Weights are dumped as raw f32 bytes plus a small JSON file listing shapes. Good enough to prove you can serialize what you trained. The loop that fills tensors walks varmap.all_vars(), copies each tensor to CPU, reshapes to a flat f32 vector, and packs bytes (see the repo for the full save_model).

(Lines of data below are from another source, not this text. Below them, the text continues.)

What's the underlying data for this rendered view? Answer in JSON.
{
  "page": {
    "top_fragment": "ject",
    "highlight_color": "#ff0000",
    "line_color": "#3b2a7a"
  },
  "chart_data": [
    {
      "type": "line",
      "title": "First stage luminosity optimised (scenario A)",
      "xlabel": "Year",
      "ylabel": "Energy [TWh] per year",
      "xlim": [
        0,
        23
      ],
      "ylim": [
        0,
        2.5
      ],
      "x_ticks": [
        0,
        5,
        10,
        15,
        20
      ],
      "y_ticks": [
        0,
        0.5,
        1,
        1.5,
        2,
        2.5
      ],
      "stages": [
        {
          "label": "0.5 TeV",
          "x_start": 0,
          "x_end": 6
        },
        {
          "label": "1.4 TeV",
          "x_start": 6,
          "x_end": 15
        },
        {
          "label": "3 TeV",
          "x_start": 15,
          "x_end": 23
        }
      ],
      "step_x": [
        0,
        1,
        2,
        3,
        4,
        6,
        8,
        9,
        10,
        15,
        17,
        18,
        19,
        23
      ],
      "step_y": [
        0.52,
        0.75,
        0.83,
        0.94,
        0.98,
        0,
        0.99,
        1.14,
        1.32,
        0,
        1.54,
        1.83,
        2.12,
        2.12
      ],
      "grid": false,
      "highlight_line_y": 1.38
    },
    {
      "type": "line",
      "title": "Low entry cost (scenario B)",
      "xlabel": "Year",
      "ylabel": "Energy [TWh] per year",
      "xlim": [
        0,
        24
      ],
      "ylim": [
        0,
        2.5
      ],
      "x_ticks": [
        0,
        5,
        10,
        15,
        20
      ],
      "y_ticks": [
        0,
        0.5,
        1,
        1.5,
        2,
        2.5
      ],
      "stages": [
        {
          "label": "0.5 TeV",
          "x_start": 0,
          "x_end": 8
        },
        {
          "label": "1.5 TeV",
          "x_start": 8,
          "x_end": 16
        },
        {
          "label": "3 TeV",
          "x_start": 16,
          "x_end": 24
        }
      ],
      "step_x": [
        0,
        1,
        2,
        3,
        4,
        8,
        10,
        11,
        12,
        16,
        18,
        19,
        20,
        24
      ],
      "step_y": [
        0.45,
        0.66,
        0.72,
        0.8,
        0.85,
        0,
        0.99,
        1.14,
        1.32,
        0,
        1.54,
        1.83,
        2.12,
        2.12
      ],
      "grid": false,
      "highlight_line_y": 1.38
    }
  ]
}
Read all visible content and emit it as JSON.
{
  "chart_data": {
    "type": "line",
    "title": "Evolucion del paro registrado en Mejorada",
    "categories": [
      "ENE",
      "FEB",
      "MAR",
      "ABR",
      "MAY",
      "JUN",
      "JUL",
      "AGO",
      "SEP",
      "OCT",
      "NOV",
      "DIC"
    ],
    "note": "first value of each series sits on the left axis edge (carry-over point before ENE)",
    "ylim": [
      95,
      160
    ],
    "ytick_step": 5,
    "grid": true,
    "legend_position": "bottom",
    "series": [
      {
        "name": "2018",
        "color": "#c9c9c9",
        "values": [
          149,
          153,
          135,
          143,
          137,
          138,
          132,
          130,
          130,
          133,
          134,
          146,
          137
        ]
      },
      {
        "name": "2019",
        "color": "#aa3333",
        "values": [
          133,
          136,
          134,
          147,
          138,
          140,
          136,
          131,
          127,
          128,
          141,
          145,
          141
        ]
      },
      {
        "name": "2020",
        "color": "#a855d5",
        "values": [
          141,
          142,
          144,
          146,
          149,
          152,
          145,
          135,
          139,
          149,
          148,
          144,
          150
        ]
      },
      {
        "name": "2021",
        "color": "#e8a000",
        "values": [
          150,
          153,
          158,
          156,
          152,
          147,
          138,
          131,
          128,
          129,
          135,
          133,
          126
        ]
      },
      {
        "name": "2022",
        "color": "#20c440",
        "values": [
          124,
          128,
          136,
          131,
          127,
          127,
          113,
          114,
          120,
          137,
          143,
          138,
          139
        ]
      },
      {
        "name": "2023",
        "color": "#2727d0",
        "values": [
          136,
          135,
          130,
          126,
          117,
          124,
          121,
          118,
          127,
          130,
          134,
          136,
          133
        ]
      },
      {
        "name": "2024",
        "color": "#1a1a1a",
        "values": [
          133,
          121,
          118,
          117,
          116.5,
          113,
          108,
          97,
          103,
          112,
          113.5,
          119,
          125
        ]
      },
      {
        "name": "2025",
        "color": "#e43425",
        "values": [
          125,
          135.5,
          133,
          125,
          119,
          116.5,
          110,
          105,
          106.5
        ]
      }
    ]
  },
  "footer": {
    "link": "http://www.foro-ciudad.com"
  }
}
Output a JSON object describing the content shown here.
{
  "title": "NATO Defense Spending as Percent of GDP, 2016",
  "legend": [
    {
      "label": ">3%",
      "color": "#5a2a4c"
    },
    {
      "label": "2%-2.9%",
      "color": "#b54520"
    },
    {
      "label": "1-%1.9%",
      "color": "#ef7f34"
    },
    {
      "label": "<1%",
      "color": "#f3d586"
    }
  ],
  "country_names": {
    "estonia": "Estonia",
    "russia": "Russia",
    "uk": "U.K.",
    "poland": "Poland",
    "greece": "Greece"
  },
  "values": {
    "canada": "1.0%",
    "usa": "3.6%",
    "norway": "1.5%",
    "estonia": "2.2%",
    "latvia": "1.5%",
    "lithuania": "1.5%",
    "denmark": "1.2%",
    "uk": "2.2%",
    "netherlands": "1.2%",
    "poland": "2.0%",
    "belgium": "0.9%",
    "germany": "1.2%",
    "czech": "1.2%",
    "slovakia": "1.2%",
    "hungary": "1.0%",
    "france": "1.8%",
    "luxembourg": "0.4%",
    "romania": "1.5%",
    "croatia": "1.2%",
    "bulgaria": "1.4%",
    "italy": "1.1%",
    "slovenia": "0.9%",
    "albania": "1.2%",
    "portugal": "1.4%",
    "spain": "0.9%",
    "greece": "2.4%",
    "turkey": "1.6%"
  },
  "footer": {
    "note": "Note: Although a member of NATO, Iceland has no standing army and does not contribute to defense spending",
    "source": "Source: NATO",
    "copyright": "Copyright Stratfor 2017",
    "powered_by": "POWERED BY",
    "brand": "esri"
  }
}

let metadata: Vec<(String, Vec<usize>)> = tensors
    .iter()
    .map(|(name, shape, _)| (name.clone(), shape.clone()))
    .collect();

let metadata_json = serde_json::to_string(&metadata)?;
fs::write(&format!("{}.meta.json", path), metadata_json)?;

let mut all_data = Vec::new();
for (_, _, bytes) in &tensors {
    all_data.extend_from_slice(bytes);
}
fs::write(path, &all_data)?;

The .meta.json file keeps the names and shapes so you could load the blob back if you write a loader.

Closing

If you like learning by typing, this setup is small enough to read in an evening and real enough to watch loss go down. Clone RustGPT, drop TinyShakespeare or any text into input.txt, and run cargo run --release. The architecture is the decoder side of the transformer from Attention Is All You Need. The rest is training and sampling.